I didn’t realize this until I felt the shift from peace to ego for myself in a state of awareness as it was happening, and the thing is, this is happening a million times a day.
The Limits of Understanding
The truth is, people are complex. I am complex. We are this way because the universe itself is vast and impossible to fully understand. We are part of it, therefore we too are beyond complete understanding.
Our human brains try endlessly to make sense of everything, people, experiences, suffering, destiny, but sometimes the search for understanding becomes its own form of suffering.
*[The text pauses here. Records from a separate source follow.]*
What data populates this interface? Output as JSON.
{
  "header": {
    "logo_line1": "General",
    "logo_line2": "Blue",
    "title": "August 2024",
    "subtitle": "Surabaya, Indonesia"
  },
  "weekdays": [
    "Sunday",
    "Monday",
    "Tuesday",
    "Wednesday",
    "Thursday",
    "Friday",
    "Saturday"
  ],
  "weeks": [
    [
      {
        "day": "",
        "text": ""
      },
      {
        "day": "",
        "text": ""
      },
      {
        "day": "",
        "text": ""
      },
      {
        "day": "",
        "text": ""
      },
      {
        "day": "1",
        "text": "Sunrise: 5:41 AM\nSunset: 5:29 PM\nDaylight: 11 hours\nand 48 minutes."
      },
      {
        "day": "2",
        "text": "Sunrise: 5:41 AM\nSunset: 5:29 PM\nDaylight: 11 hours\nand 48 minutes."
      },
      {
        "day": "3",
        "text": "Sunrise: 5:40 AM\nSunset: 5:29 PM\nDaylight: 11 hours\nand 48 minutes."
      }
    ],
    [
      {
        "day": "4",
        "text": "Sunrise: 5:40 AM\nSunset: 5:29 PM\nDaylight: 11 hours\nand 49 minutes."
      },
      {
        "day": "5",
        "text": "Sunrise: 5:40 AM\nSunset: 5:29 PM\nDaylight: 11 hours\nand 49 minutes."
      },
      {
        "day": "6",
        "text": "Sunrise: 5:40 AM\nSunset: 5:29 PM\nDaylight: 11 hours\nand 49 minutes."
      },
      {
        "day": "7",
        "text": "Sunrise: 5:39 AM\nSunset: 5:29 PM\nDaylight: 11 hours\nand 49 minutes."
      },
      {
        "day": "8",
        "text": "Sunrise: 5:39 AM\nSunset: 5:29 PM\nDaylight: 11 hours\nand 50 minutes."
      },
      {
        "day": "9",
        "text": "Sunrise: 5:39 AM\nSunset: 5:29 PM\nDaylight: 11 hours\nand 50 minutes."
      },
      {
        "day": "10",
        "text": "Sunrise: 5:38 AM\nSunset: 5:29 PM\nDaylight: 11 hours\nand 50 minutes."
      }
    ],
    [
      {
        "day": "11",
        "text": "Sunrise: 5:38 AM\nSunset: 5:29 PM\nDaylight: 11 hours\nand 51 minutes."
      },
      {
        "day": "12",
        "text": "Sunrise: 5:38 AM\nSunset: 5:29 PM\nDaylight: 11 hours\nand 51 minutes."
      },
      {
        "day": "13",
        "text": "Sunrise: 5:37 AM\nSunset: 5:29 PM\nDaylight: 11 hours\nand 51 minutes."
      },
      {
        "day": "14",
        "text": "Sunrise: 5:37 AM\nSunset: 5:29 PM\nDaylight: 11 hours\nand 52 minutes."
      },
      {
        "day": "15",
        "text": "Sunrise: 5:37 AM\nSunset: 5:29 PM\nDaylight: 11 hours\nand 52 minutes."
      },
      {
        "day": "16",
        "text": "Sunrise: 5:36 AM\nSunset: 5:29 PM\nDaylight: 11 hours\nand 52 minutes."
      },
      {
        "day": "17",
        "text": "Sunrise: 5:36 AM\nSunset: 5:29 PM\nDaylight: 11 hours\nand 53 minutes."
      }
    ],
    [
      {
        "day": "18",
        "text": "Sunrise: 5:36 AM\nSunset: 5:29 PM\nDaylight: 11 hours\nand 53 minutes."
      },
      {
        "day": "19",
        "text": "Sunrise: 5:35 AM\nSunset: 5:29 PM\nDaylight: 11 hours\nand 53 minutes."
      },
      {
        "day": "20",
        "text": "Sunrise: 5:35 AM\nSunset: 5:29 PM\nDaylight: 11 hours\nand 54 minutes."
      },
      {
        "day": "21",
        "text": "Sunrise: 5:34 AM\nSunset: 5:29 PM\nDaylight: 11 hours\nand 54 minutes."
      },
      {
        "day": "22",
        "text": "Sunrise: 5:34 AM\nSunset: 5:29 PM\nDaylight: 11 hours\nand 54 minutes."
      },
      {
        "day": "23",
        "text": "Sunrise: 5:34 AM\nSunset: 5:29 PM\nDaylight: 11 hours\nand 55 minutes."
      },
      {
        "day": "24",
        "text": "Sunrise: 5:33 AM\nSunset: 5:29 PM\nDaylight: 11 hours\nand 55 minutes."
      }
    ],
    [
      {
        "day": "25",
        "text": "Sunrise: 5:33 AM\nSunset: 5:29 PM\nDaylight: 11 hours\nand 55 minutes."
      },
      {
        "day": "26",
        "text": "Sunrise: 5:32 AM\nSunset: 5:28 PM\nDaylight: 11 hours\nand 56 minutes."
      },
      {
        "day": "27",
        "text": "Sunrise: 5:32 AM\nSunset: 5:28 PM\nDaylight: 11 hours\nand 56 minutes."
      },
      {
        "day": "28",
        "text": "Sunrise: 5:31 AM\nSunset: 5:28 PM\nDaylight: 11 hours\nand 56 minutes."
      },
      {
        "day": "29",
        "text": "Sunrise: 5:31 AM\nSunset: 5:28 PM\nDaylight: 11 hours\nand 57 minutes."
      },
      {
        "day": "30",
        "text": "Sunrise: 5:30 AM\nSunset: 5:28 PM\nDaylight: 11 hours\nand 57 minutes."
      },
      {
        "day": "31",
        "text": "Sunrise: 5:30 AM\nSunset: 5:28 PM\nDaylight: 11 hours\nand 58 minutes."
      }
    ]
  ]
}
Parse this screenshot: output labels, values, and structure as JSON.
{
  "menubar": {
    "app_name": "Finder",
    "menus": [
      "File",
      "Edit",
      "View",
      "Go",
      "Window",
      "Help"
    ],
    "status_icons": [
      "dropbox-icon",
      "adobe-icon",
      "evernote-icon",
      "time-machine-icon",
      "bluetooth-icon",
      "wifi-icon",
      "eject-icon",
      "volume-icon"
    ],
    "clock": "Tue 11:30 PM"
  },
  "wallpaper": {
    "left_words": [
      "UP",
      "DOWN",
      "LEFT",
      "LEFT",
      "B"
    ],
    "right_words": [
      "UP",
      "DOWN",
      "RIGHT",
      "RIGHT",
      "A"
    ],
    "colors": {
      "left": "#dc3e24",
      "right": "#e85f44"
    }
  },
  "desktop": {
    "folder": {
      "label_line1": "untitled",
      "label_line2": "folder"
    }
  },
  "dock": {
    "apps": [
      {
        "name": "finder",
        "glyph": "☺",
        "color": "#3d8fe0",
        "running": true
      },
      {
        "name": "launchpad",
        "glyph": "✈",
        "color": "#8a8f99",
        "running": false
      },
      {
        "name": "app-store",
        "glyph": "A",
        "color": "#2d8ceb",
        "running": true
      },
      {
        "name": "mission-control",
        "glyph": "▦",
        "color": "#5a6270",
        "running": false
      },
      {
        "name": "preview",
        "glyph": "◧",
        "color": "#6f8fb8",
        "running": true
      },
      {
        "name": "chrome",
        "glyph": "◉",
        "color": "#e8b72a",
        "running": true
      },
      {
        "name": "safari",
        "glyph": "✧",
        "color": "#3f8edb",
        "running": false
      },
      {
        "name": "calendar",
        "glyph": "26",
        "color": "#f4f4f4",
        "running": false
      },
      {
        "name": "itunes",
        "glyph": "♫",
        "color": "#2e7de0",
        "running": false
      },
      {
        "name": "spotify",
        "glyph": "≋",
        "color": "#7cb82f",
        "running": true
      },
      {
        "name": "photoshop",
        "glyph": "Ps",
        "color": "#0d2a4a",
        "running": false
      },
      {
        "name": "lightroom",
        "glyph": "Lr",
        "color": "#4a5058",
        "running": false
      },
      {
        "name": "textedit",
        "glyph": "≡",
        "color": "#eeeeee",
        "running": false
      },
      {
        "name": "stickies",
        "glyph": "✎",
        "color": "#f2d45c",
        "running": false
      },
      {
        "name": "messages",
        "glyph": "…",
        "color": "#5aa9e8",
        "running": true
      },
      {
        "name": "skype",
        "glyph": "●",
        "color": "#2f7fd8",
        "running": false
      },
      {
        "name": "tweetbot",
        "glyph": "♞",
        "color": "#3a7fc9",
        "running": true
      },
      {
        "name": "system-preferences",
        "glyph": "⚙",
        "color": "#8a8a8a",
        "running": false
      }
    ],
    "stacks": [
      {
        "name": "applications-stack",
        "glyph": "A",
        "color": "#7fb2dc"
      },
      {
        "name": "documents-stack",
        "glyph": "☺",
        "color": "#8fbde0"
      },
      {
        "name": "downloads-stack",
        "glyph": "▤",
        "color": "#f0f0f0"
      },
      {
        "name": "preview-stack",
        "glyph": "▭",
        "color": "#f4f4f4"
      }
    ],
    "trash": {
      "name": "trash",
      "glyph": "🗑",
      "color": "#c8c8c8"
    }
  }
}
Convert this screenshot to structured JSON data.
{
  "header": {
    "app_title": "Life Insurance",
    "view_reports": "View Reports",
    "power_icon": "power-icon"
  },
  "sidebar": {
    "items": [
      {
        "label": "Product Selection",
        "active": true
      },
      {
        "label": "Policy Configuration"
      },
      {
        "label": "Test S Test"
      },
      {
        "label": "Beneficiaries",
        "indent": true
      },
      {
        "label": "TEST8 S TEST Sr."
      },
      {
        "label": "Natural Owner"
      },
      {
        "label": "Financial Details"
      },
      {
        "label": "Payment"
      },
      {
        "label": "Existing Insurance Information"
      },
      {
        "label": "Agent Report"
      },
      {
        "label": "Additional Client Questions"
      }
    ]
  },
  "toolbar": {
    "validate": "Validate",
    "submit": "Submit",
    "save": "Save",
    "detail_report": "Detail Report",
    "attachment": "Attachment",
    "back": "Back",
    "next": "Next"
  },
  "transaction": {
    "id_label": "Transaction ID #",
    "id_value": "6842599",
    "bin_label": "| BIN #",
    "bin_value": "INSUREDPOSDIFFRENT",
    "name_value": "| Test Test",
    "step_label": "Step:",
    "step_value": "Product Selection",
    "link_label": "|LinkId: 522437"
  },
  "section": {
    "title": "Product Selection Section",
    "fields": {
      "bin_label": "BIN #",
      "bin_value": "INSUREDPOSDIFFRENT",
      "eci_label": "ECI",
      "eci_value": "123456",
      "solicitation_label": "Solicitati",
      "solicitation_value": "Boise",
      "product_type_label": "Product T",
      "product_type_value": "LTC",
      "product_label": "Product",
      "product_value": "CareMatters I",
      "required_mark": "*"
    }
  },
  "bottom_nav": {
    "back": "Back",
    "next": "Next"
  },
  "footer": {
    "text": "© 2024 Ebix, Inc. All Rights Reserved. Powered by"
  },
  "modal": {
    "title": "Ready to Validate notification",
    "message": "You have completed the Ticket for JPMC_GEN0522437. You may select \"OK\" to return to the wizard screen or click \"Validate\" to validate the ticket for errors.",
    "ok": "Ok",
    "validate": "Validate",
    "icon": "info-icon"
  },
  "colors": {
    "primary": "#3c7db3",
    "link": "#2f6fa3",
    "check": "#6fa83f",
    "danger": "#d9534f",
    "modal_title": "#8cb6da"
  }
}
Being is the only thing I can truly do.
Allowing the intelligence of a source to flow through me is all I can do.
We Are Here
I knew deep down that what I had experienced before with the moss and the following morning with the deer, they were guides. They were God, universal consciousness, source energy, all that is, taking shape and form in a way that I could understand.
It was telling me, I am here, we are here, you are not alone.
Conclusion
Looking back, I realize the greatest thing those 10 days of silence gave me was not the absence of suffering, but awareness of it. Awareness of the ways my mind creates fear, stories, assumptions, and distance between myself and the present moment. Somewhere within the exhaustion, the surrender, the moss, the deer, and the silence, I also experienced something else, a quiet intelligence that seemed to exist beneath all the noise of the mind. Something loving, patient, ancient, and deeply connected to everything. Since leaving the meditation center, I still catch myself slipping into fear and overthinking, but now there is also a part of me that remembers. A part of me that returns to that internal place of stillness and trust, remembering that even in moments where I feel disconnected, overwhelmed, or lost, life is constantly communicating with us in ways far beyond what the thinking mind can understand.